Sampling Plan of Traditional Foods: In TürKomp, the definitions generated by European Union and European Food Information Resource Network (EuroFIR) www.eurofir.org were taken into consideration for traditional foods. Traditional food is a food of a specific feature or features, which distinguish it clearly from other similar products of the same category in terms of the use of "traditional ingredients" (raw materials or primary products) or "traditional composition (a time period showing transmission between generations which means a minimum of 25 years)" or "traditional type of production and/or processing method" (European Commission, 2007; Weichselbaum et al., 2009). For sampling of traditional foods; 3 (for some other foods 4) main geographical area of origin of the traditional food production was identified for collection of each traditional food. Traditional foods were sampled from the 3 local producers which were selected within the defined geographical region. One of the local producers was visited for recording of the traditional food processed.
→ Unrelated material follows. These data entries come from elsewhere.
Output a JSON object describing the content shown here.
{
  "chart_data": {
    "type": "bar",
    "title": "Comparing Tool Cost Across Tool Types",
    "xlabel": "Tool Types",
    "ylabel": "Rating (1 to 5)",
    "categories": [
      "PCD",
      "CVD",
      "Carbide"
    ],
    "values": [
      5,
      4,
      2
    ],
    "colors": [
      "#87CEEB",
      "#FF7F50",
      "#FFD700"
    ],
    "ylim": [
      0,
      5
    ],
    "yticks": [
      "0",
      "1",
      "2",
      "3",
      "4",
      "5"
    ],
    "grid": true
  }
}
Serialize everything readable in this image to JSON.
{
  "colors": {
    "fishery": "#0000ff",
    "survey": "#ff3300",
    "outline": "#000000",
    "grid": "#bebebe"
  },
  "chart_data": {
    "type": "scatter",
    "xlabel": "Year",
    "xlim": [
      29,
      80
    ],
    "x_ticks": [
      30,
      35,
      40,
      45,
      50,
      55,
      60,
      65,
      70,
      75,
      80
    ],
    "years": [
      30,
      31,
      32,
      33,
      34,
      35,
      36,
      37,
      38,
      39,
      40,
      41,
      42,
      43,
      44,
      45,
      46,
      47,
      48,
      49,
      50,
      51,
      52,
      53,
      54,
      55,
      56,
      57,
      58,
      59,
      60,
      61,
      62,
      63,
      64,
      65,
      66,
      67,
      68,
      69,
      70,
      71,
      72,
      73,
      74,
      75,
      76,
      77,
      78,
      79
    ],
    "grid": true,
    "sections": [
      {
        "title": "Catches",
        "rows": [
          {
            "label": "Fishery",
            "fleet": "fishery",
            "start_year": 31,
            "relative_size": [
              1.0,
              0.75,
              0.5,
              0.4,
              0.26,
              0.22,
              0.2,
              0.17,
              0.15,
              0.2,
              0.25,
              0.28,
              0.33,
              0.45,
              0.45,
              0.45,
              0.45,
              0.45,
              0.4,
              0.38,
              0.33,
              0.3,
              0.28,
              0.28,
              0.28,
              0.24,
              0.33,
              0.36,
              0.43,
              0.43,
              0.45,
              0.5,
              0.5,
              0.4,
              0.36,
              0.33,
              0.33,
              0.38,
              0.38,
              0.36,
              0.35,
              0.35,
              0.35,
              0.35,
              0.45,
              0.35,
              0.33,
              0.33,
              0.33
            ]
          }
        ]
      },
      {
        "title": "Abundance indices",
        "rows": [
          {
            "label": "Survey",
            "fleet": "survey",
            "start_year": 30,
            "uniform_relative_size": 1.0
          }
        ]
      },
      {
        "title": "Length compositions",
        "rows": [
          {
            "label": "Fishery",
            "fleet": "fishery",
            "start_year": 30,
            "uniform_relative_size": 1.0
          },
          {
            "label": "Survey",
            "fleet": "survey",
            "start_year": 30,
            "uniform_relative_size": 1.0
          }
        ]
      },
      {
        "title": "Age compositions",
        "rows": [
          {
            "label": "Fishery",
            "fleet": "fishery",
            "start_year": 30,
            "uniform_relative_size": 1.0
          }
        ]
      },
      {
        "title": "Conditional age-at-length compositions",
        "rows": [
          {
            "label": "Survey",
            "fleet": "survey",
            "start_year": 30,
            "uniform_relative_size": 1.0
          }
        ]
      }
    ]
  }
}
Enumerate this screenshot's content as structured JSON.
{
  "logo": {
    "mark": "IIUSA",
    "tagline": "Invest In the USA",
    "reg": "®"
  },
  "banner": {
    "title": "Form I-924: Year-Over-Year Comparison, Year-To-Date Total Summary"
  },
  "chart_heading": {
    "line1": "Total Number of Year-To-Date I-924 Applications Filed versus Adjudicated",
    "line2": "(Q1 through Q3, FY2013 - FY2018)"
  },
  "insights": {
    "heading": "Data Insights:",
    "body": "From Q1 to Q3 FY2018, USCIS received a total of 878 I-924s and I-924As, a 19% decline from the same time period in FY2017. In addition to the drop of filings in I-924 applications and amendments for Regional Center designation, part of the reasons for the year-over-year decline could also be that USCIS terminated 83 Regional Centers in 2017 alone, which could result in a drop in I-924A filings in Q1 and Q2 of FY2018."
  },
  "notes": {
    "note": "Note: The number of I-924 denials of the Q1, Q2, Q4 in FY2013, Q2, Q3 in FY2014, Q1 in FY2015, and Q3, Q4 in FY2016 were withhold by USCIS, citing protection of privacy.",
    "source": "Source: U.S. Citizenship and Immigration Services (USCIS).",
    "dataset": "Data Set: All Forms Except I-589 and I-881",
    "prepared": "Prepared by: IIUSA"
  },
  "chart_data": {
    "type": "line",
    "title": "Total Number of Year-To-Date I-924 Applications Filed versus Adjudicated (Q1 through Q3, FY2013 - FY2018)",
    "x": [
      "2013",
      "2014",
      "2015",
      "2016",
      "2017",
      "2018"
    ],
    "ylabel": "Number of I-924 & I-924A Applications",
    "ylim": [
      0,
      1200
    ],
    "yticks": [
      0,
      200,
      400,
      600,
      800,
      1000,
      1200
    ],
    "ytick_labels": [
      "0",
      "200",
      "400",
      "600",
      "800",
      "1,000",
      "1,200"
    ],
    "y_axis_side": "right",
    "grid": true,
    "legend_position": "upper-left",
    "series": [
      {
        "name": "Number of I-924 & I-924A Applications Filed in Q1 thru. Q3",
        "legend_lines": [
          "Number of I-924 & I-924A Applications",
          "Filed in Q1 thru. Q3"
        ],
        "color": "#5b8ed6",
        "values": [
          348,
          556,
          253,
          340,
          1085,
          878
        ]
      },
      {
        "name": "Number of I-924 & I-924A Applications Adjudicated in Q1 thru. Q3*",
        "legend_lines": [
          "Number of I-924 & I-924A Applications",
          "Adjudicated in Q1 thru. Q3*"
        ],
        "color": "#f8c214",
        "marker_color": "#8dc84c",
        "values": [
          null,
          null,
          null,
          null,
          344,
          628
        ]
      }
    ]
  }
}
The local producers were selected according to various criteria such as; using the traditional production method, keeping related regulations, using local ingredients, pass down the production method through generations was preferred. Prior to traditional food sampling, information on the traditional food was traced from related publications and outlined registration files of project group, and main geographical areas of origin were identified. In each location, local food producers were informed with "collaboration letters", and the producers were selected according to feedbacks and criteria. "Collaboration protocols" were used for some recipe recordings. For some foods, recipe recording was provided from semi-industrial producers which were not completely far from traditional production techniques, or from home or boutique type producers. Traditional foods were sampled once during the project (n = 1).

References:

European Commission, European Policy for Quality Agricultural Products. Fact Sheet. Office for Official Publications of the European Communities, Luxembourg, (2007).

Weichselbaum, E., Benelam, B.,Costa, H.S., EuroFIR Synthesis Report No 6, Traditional Foods in Europe, ISBN 0 907667 67 8, (2009).

DATABASE SPECIFICATIONS

All data given in TürKomp is produced under “TürKomp, Data Quality Evaluation Procedure”, “Quality Index Confidence Code” is at the level of A class.

FOOD GROUPS: TürKomp contains food composition data on the most produced and consumed foods in Turkey. The foods are represented under 13 food groups (Table 1). Analytical data for traditional foods will be availabe after application for intellectual property registration.

Table 1. Food groups

NUTRIENTS: There are approximately 100 nutrients, analysed in TürKomp. The nutrients were individualised for each food, according to food type. Description and abbreviation of nutrients were indicated based on "EuroFIR Component Thesaurus version 1.3".

PRESENTATION OF DATA: Food composition values and their units were presented based on "Greenfield and Southgate, 2003. In the database, there are no missing values for foods which were not analysed. The foods which are not theoretically contain; protein, fat and fiber, dietary total were presumed as zero (0). The analyse results found as zero or under the limit of quantification “LOQ” (trace values) were given as zero (0).

FOOD DESCRIPTION: All foods were indexed according to "Langual Thesaurus, Food Product Indexer Version 3.91, October 2008". Description of all codes was translated into Turkish.

MULTI LANGUAGE: Turkish (Tr) and English (En) are available.

SEARCH: Different ways can be performed to search the data. Beside the alphabetical food list, a free text search for foods from their English, scientific, and traditional names are available. The ‘by components’ link can be used to obtain the listed foods through the content of the nutrient. The ‘by dietary uses’ link can be used to obtain the listed foods according to their content of specific nutrients and indicated as low calorie, low fat, no fat, high fiber and high protein.

COMPARISON: The comparison of two different foods in terms of nutrients is available.

"LUNCH BOX" APPLICATION: The food composition of multiple foods can be obtained by the selection of more than one food and typing the amount for each food.